When used alongside the [DRomics](https://lbbe-software.github.io/DRomics/) (Dose-Response for Omics) R package, Cluefish provides a more comprehensive analysis of dose-response transcriptomic data. In toxicology/ecotoxicology, this will support the understanding/highlighting of contaminant’s mode of action.
This workflow addresses the limitations of the standard Over-Representation Analysis (ORA) by applying ORA to pre-clustered networks. These clusters serve as anchors for ORA, enhancing enrichment detection sensitivity and thus enabling the identification of smaller, more specific biological processes while simultaneously forming exploratory gene groups.
Cluefish is designed to be adaptable to a wide range of organisms, both model and non-model, ensuring broad applicability across various biological contexts.

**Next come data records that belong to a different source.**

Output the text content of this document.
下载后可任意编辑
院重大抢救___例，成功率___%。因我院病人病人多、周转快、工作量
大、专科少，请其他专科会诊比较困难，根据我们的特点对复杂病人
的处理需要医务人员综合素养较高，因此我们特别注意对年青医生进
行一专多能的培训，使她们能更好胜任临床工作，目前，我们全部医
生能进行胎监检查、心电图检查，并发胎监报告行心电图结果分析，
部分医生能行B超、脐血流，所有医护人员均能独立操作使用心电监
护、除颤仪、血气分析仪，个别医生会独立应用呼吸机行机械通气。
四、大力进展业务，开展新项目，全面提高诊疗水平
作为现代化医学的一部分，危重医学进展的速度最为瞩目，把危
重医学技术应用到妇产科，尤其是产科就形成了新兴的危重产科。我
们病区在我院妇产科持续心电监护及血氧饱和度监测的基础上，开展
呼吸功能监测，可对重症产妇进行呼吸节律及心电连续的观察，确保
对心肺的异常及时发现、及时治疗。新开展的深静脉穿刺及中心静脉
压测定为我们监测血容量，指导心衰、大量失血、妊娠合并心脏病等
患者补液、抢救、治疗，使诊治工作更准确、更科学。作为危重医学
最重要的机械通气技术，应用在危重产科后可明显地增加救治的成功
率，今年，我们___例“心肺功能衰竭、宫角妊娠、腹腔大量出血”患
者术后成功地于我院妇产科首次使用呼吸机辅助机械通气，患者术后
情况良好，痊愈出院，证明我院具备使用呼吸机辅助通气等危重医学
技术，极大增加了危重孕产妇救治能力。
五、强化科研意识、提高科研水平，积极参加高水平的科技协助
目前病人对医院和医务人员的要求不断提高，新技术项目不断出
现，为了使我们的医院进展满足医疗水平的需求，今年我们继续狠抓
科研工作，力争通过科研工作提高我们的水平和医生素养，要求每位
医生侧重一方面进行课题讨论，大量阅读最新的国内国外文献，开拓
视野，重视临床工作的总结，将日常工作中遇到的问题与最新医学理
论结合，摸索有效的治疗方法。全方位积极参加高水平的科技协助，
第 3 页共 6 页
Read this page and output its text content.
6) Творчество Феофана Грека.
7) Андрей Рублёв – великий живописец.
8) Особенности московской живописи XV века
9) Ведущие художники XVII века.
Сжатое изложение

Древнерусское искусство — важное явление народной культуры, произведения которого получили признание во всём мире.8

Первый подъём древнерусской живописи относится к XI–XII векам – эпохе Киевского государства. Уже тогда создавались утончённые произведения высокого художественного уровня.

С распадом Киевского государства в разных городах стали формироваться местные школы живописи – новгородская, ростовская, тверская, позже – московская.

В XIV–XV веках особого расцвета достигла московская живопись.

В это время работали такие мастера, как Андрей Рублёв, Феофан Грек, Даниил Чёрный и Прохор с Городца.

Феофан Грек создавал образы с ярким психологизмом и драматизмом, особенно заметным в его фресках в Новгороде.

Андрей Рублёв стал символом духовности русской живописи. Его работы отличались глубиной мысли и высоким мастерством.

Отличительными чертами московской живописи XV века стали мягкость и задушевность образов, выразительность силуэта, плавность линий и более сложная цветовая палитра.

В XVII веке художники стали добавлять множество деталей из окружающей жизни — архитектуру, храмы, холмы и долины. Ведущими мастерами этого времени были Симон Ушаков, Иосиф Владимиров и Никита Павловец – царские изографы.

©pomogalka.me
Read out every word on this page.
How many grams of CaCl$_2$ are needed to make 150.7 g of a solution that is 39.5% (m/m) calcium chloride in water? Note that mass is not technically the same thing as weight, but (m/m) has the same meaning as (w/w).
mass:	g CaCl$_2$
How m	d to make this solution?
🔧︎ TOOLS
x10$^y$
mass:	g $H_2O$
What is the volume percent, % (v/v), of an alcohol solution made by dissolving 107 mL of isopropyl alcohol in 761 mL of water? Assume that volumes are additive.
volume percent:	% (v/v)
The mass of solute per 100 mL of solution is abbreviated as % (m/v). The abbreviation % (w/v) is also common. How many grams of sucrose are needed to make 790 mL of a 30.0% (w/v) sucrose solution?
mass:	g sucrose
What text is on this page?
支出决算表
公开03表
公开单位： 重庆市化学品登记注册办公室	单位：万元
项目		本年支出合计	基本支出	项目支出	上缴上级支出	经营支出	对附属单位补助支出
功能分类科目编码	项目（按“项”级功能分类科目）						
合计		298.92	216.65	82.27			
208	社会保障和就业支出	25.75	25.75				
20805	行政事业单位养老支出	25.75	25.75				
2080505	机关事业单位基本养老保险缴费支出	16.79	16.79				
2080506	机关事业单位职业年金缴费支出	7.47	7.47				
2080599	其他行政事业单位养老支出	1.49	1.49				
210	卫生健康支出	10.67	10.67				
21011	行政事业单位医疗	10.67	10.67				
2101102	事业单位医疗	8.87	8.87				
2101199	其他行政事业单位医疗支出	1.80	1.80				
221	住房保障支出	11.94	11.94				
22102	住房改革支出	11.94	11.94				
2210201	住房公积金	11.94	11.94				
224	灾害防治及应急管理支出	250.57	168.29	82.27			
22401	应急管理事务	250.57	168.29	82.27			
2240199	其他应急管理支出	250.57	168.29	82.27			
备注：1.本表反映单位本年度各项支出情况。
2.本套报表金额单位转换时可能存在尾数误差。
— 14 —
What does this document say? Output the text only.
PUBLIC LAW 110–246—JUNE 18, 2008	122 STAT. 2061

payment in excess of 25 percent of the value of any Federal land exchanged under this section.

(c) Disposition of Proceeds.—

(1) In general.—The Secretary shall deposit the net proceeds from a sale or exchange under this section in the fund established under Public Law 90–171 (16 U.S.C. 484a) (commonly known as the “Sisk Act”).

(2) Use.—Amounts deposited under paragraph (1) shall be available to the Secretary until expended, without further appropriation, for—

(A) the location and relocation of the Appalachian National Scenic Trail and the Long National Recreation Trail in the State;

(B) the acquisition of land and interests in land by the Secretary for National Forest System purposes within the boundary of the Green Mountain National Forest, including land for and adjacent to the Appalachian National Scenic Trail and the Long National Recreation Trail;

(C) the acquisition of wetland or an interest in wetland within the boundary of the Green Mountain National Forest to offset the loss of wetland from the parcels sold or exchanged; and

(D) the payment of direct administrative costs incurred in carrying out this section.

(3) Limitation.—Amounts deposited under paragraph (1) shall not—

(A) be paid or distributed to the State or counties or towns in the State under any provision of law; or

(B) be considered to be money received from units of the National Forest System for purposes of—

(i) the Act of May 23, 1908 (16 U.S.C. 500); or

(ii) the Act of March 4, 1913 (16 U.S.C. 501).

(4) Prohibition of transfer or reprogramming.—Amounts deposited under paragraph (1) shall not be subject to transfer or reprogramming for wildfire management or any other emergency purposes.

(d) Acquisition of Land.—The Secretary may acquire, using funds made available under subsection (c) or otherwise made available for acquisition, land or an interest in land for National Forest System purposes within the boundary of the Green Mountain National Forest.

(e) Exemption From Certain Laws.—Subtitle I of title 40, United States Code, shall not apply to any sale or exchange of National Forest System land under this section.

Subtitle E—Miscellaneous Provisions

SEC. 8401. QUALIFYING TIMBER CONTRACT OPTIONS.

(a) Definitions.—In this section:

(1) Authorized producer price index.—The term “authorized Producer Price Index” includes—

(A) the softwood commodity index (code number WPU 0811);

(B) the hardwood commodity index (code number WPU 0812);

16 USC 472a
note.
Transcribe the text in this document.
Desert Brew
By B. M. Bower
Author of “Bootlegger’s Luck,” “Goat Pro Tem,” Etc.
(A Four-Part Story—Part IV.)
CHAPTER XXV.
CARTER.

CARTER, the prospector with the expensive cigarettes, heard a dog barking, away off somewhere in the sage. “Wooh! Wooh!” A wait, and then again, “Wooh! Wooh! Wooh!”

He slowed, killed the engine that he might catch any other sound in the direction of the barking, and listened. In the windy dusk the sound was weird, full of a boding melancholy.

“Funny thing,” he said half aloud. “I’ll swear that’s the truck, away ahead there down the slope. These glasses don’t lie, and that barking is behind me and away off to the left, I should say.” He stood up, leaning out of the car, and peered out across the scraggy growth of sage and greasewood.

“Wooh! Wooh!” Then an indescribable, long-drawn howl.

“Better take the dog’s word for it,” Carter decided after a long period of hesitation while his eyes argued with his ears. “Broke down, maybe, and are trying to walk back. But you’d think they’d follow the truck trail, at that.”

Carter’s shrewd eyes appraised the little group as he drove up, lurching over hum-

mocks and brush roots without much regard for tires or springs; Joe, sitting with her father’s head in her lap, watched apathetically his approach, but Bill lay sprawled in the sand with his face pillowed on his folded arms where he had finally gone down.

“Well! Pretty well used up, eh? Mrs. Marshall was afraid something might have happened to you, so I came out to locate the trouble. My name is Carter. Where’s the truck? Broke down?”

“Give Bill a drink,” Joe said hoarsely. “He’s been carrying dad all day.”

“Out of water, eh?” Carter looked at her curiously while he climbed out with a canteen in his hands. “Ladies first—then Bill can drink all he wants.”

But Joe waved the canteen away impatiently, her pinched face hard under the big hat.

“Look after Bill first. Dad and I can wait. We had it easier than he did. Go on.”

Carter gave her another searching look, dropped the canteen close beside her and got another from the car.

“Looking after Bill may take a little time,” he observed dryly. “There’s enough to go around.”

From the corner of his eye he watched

------------------------------------------------------------------------
If you're ready to dive straight into using Cluefish, check out the Introduction to Cluefish vignette
------------------------------------------------------------------------
Graphical abstract of the Cluefish workflow.
## Installation
The Cluefish tool is developed in **R**, so having **R** installed is a prerequisite. You can download it [here](https://posit.co/download/rstudio-desktop/).
For an enhanced experience, we recommend using the **RStudio** integrated development environment (IDE), which is available for download at the same link, [here](https://posit.co/download/rstudio-desktop/).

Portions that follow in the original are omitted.